According to Dr. Barbieri, medicated and microneedle patches are probably no more effective than hydrocolloid-only versions. “The hydrocolloid works great on its own,” he said.

Product instructions usually recommend cleaning and drying the affected area, applying the patch to the pimple, and then leaving it on for about six to eight hours, or even overnight.

As the hydrocolloid absorbs oil, dead skin, and bacteria, the material becomes white and slightly puffy (which can be a satisfactory result).

There are few research studies on the effectiveness of anti-pimple patches. But even without clinical trials, many dermatologists encourage patients to use non-drug versions for acne. Hydrocolloid-only patches are a gentler alternative to traditional spot treatment creams, Dr. Rahman said, which can be irritating for some people due to active ingredients like benzoyl peroxide or salicylic acid.

But patches won’t work on every blemish, Dr. Athalye said. They will not improve cystic or nodular acne, which causes pimples to form deep under the skin. They also won’t do much for blackheads or whiteheads.

“The patches can draw some fluid out of these places, but can only help minimally,” Dr. Athalye said. “The ideal pimple for these patches is a juicy pustule or papule that isn’t too deep.”

Still, it won’t hurt to use these patches on any pimple, Dr. Rahman added. In fact, they can prevent you from scratching your skin, a habit that often delays healing and causes scarring or bacterial contamination.

Just be careful when removing the patch, Dr. Athalye said, because removing it too quickly can cause abrasion that can lead to scarring or discoloration.

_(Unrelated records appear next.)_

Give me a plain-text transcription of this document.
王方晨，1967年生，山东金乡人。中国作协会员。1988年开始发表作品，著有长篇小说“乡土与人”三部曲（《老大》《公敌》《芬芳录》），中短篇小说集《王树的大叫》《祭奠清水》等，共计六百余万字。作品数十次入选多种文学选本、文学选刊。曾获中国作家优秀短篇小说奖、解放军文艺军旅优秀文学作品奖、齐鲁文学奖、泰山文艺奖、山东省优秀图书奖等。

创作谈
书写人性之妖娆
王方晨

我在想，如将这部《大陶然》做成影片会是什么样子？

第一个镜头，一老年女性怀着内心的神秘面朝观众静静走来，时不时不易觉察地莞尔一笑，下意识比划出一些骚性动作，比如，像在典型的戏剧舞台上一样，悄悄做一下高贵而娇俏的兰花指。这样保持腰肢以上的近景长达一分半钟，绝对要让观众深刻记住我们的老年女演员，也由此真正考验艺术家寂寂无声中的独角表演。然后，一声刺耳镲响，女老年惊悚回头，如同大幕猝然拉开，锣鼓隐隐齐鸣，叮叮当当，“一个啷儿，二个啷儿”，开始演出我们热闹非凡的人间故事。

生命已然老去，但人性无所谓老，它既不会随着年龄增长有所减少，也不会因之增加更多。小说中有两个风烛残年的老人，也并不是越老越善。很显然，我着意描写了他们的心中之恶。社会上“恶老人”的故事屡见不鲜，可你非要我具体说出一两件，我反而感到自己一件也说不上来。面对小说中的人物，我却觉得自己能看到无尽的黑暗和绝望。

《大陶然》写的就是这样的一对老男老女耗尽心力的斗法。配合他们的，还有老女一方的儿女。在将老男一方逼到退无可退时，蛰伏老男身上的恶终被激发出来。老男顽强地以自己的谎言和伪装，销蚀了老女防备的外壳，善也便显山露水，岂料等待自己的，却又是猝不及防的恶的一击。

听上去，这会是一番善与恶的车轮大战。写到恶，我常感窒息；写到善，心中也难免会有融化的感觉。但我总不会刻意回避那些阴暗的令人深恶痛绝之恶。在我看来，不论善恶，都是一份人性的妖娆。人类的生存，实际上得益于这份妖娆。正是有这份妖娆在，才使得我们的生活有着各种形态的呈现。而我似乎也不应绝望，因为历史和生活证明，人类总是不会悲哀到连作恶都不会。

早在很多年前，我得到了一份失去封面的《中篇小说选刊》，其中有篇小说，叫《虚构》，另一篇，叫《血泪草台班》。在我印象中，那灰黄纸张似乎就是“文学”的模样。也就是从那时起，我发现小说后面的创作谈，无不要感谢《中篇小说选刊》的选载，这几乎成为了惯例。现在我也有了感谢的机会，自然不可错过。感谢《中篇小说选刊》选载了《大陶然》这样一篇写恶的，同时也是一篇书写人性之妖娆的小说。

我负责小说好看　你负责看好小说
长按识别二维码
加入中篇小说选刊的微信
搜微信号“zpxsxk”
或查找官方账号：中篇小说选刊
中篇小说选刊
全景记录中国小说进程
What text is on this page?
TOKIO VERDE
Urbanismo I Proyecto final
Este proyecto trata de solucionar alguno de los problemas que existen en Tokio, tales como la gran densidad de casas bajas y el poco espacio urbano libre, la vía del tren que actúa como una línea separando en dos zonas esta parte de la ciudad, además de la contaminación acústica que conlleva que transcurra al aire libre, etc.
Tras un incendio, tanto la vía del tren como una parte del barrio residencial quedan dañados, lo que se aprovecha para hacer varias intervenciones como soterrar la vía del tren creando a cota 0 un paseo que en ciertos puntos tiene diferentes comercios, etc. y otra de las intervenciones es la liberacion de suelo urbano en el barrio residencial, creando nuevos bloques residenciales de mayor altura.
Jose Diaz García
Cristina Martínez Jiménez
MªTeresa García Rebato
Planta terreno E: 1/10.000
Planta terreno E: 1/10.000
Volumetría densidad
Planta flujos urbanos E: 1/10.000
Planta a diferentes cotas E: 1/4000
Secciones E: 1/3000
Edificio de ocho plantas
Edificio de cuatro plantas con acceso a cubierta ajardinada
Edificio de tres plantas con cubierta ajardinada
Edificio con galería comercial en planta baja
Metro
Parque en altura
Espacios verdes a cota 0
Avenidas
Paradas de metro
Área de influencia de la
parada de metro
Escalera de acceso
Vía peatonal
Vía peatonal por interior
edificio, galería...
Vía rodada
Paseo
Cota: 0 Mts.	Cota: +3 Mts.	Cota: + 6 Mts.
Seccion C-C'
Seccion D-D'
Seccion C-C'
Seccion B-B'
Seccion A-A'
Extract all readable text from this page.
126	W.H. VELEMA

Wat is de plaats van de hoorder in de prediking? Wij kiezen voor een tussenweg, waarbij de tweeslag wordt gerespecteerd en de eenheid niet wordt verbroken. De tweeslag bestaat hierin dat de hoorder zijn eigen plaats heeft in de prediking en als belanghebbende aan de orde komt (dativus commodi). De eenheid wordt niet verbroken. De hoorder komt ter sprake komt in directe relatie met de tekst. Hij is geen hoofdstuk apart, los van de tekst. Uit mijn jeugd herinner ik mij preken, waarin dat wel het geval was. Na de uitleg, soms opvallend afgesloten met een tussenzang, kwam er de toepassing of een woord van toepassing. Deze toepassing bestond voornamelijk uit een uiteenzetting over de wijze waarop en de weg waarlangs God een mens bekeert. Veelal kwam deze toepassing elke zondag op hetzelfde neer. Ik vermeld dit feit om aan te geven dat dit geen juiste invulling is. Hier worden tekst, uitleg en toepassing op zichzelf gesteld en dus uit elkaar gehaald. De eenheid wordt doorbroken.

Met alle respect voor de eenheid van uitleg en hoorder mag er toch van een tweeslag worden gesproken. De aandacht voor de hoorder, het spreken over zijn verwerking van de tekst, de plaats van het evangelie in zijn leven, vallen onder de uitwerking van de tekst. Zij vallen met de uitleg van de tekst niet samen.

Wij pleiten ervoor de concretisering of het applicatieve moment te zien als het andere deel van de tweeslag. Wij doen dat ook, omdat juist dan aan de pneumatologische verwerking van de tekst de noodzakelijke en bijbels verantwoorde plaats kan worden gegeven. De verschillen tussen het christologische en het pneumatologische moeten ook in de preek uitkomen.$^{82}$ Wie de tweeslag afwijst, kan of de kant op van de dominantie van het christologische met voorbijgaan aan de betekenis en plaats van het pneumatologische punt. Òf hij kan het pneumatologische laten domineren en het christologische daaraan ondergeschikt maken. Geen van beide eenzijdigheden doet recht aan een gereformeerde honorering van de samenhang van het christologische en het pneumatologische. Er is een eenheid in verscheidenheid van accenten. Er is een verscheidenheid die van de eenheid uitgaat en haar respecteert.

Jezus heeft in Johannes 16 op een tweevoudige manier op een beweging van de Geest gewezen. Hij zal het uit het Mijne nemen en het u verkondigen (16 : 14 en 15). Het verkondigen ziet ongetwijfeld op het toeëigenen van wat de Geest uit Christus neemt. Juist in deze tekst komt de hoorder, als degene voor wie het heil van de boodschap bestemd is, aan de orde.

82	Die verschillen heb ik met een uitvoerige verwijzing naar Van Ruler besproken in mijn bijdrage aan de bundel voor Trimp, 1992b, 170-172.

She recommended removing the patch under a hot shower or removing it only when it loses its adhesive.

Hydrocolloid patches may help pimples heal faster, but they shouldn’t be your only acne treatment tool, experts say. A broader approach to skin care might involve the application of topical over-the-counter or prescription medications in addition to the use of patches, Dr. Barbieri said.

“Is it worth the hype?” Yes and no,” said Dr. Athalye. “They’re a wonderful addition to a good skincare routine, but won’t do everything.”